9 inches, 7 inches, 18 inches
Mark sides as:
a = 9 , b = 7 , c = 18
Apply triangle inequality theorem:
a + b > c
b + c > a
a + c > b
This rule must be satisfied for ALL three conditions of the sides.
First condition:
a + b > c
9 + 7 > 18
16 > 18
This is obviously not true, so sides:
a = 9 , b = 7 , c = 18
cannot be sides of any triangle.
if the sides are a,b,c in increasing order, then you must have
b-a < c < b+a
for your numbers, you need
9-7 < 18 < 9+7
2 < 18 < 16
which is false, so no triangles.
Think of it. If you lay down the sides 7 and 9, they are not long enough to even cover the base of length 18, much less fold up to form a triangle.

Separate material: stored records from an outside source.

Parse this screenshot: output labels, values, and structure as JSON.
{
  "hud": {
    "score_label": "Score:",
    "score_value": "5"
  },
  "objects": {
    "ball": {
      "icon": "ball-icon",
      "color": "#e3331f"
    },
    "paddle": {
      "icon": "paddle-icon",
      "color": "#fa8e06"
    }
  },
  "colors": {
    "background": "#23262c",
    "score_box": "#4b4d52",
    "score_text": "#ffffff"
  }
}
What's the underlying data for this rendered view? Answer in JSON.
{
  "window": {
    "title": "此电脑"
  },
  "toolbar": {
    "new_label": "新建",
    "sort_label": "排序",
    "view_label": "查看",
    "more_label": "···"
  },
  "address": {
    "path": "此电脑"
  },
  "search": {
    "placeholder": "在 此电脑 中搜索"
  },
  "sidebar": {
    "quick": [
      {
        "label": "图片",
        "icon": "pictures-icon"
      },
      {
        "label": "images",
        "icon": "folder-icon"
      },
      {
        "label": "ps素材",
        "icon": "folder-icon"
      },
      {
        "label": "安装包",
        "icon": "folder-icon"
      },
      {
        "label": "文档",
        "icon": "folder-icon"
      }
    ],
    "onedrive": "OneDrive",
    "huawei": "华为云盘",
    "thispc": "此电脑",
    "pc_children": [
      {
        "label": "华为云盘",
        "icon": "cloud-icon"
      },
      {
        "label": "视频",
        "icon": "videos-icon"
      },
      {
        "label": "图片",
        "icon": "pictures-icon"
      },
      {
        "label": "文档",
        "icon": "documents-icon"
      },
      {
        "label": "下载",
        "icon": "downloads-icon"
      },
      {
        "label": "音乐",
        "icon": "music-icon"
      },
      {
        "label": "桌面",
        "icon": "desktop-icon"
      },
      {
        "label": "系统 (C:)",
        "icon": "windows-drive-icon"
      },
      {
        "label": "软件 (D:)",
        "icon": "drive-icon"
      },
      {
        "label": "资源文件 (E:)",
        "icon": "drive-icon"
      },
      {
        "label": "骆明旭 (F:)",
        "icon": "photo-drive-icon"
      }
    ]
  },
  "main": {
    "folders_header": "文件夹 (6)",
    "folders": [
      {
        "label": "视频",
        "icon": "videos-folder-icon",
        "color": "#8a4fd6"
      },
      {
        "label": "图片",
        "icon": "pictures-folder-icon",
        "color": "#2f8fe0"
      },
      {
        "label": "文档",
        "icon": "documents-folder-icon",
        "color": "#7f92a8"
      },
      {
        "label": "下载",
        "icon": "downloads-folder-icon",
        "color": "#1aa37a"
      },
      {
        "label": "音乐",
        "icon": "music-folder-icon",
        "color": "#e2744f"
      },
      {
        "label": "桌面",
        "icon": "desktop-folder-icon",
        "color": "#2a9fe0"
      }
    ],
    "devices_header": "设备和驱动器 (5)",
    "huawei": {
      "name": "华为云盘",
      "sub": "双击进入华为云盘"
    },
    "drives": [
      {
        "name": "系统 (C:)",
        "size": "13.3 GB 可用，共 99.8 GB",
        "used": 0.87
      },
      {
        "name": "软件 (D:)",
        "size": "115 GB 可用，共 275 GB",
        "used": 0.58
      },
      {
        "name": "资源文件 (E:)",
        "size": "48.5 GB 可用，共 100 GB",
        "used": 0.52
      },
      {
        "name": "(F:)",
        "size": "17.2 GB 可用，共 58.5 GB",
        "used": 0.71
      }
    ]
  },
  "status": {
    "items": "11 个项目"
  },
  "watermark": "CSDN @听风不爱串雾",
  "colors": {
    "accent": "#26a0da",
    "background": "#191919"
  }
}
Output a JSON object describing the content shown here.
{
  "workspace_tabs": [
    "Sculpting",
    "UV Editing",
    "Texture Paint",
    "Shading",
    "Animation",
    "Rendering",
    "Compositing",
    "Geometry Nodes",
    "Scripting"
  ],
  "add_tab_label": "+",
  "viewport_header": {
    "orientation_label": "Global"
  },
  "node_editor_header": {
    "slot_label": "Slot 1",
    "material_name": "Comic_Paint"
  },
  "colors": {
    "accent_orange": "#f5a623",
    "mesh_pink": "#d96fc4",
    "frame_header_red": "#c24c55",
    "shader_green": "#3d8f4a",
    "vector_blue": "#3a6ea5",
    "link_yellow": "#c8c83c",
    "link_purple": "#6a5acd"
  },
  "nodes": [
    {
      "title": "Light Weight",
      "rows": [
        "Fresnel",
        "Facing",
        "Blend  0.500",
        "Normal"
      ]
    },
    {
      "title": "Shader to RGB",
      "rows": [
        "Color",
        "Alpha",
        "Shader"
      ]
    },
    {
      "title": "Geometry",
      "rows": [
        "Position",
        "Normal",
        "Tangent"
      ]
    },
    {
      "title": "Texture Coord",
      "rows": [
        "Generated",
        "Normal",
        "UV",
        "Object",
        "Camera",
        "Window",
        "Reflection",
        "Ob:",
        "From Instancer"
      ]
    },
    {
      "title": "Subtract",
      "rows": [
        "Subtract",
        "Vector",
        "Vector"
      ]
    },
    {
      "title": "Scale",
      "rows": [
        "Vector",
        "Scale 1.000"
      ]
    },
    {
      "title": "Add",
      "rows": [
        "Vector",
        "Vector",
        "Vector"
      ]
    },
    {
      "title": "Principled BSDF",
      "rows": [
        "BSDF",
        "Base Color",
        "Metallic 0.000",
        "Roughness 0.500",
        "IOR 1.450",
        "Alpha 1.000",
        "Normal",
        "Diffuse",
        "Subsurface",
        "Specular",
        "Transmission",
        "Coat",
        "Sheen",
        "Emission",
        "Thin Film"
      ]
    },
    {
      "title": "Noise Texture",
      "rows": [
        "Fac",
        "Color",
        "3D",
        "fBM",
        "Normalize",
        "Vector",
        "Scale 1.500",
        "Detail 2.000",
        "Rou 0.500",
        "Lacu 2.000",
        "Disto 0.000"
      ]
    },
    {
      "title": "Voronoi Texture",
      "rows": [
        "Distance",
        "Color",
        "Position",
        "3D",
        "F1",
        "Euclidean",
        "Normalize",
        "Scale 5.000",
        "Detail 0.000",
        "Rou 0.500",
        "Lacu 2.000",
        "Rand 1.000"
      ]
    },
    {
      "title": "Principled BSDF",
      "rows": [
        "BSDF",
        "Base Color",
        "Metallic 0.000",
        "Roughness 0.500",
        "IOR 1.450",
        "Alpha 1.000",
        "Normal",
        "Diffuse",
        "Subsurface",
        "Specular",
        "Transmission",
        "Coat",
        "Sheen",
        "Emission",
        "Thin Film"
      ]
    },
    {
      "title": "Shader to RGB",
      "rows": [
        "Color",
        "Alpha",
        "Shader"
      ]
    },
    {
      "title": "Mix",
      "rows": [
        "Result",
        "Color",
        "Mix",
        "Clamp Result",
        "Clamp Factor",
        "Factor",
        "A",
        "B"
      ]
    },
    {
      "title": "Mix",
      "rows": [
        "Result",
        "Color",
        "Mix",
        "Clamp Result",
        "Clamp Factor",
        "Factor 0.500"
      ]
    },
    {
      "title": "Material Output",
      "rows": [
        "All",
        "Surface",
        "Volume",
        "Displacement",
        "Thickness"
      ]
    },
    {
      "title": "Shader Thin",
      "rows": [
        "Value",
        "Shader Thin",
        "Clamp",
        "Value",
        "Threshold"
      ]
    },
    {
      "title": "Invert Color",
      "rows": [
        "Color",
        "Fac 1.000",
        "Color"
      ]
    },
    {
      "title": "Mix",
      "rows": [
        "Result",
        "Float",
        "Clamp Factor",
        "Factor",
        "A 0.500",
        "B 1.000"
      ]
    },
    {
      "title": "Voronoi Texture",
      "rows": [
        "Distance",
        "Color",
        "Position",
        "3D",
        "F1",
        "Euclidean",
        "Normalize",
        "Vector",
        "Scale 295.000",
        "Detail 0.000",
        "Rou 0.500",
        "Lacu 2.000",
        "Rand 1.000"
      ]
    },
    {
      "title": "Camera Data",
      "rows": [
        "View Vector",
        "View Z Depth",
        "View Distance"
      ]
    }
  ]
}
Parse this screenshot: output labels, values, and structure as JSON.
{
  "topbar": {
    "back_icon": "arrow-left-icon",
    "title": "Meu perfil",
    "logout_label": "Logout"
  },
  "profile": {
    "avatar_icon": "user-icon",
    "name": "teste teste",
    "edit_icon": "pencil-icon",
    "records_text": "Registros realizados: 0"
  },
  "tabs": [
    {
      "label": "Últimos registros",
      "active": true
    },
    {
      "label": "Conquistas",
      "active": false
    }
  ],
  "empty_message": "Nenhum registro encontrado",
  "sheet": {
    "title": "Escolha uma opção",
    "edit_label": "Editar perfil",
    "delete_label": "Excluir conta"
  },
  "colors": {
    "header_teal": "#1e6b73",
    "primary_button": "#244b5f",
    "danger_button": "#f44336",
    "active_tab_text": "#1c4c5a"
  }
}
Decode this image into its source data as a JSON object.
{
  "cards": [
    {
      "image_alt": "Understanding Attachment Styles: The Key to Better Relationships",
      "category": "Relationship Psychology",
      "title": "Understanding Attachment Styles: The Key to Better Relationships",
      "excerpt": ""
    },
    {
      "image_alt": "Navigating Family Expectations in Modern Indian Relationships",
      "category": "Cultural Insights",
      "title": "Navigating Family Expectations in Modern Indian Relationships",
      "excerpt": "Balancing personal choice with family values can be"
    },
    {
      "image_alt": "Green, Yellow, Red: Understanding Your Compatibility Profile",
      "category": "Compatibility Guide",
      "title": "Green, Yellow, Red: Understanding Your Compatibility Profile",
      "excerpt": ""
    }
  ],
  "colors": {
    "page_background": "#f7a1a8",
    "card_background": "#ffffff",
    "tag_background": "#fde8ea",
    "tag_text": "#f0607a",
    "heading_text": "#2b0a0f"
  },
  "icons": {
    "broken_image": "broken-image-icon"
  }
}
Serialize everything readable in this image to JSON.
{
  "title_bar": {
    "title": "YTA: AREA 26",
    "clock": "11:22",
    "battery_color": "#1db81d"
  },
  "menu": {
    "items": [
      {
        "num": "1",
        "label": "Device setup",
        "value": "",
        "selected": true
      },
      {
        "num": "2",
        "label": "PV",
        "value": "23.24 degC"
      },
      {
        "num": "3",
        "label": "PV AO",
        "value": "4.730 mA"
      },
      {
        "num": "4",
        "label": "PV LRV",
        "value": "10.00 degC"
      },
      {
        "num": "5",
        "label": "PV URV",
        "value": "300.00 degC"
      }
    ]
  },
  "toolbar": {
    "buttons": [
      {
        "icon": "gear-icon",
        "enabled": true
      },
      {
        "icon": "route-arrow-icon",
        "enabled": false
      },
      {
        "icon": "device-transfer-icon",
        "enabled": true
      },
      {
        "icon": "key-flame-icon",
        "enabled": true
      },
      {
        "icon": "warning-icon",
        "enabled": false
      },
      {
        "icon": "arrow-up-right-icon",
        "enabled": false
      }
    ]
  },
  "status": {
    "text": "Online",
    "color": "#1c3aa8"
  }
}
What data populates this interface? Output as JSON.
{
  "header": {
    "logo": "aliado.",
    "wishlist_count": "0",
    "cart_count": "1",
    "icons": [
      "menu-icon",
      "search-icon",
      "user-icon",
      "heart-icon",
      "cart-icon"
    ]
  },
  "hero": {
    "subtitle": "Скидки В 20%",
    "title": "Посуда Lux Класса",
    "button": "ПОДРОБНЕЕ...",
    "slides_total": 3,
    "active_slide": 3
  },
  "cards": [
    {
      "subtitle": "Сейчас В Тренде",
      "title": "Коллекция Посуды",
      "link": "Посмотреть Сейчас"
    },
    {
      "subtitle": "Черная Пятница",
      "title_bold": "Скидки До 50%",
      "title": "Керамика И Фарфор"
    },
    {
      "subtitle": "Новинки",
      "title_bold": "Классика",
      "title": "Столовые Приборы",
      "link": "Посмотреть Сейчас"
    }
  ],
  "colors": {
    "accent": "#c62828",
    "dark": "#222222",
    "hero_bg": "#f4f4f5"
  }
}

To determine if the given information would form a unique triangle, many different triangles, or no triangle, we can apply the Triangle Inequality Theorem. According to this theorem, the sum of the lengths of any two sides of a triangle must always be greater than the length of the third side.
Let's analyze the given information:
Side length A: 9 inches
Side length B: 7 inches
Side length C: 18 inches
Now, we need to check if the sum of any two sides is greater than the length of the third side:
1. A + B > C: 9 + 7 > 18. This is false since 9 + 7 = 16, which is not greater than 18.
2. A + C > B: 9 + 18 > 7. This is true since 9 + 18 = 27, which is greater than 7.
3. B + C > A: 7 + 18 > 9. This is true since 7 + 18 = 25, which is greater than 9.
Since at least one of the inequalities (2 and 3) is true, the given side lengths would form a triangle. However, it is important to note that only one triangle can be formed using these specific side lengths.